Freitag, 22. März 2013

Wo bitte geht hier ein Weg zum Sozialismus?

Eine Streitschrift von Robert Steigerwald

 

Frühere Professoren und Dozenten der Parteihochschule "Karl Marx" der SED haben in einem Buch ihre "Gedanken zur zukünftigen gesellschaftlichen Entwicklung" (GNN, Schkeuditz, 2012) niedergeschrieben. Der Ökonom Heinz Wachowitz hat es herausgegeben. In seiner Streitschrift setzt sich Robert Steigerwald mit einigen Inhalten dieses Buches auseinander, kritisiert dabei - völlig berechtigt - vor allem das in diesem Band favorisierte "Transformationskonzept". - Es gab in diesem Zusammenhang einen sehr aufschlussreichen Briefwechsel zwischen Robert Steigerwald und dem inzwischen leider verstorbenen Heinz Wachowitz. "Transformation" ist in Teilen der Linken seit Längerem "das" Zauberwort.
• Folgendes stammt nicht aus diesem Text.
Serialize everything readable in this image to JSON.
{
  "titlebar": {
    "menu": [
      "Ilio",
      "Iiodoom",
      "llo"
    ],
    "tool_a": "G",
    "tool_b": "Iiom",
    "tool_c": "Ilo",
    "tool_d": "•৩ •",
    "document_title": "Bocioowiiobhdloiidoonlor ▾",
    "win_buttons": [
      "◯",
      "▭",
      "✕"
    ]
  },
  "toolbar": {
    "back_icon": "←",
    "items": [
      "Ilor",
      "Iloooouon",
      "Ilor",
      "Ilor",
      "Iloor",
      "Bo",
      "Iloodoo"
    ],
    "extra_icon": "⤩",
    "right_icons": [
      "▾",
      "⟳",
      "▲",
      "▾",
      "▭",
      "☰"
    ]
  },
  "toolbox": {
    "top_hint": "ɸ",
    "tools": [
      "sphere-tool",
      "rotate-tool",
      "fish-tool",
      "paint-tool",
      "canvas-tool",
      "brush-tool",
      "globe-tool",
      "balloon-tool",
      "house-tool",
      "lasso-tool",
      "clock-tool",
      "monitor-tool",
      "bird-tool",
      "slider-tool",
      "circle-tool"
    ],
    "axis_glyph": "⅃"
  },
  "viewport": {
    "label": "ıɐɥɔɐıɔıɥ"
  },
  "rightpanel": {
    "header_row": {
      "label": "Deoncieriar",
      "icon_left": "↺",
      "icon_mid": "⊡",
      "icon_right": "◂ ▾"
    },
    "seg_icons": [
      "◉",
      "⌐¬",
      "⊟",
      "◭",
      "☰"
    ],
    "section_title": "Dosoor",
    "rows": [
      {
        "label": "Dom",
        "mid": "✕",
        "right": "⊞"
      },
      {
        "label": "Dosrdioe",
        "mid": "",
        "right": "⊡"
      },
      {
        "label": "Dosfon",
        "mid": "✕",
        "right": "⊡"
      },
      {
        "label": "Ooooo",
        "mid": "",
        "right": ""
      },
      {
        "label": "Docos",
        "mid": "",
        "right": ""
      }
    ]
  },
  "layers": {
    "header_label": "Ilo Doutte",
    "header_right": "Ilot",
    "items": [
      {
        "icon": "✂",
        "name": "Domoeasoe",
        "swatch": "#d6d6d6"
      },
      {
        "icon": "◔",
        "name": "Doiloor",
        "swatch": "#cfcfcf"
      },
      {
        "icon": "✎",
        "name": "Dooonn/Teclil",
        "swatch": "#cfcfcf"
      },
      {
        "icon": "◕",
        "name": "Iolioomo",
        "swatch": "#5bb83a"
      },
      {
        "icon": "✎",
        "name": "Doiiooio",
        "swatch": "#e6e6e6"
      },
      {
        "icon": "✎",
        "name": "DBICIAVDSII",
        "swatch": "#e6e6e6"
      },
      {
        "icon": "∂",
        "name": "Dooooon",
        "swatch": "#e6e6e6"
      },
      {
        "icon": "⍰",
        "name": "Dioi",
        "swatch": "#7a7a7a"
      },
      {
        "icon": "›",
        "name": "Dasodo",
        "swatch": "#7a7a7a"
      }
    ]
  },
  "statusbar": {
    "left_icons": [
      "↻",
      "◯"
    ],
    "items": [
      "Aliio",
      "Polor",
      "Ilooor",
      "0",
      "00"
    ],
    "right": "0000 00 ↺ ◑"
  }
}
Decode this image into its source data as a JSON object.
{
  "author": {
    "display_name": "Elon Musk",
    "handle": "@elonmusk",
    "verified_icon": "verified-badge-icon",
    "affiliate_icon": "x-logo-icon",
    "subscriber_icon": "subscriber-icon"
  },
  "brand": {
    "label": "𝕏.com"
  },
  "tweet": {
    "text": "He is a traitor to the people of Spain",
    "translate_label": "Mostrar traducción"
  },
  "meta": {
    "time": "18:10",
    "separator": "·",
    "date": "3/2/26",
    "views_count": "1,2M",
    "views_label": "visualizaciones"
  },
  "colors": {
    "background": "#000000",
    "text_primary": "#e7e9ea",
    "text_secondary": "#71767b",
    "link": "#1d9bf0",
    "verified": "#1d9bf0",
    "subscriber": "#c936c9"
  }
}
Damit sollen grundlegende gesellschaftliche Veränderungsprozesse beschrieben werden. Ein "Zauberwort", das in den Band "Gedanken zur zukünftigen gesellschaftlichen Entwicklung" unter anderem mit der Begründung eingeführt wurde, man müsse sich frei machen von "feststehenden Formeln". "Transformation" ist jedoch - und das ist eben das Dilemma - ein sehr schwammiger Begriff, mit dem man sich sehr schnell von der marxistischen Revolutionstheorie verabschieden kann.

Darauf macht Robert Steigerwald aufmerksam. Der heutige Transformationsbegriff ist - bezogen auf die Gesellschaft - reformistisch oder revolutionär ausdeutbar. Er stammt aus Mathematik, Physik, beschreibt ursprünglich nur die Veränderung einer Gestalt, Form oder Struktur, eben nicht aber Entwicklungsprozesse, die Entstehung höherer Qualitäten. 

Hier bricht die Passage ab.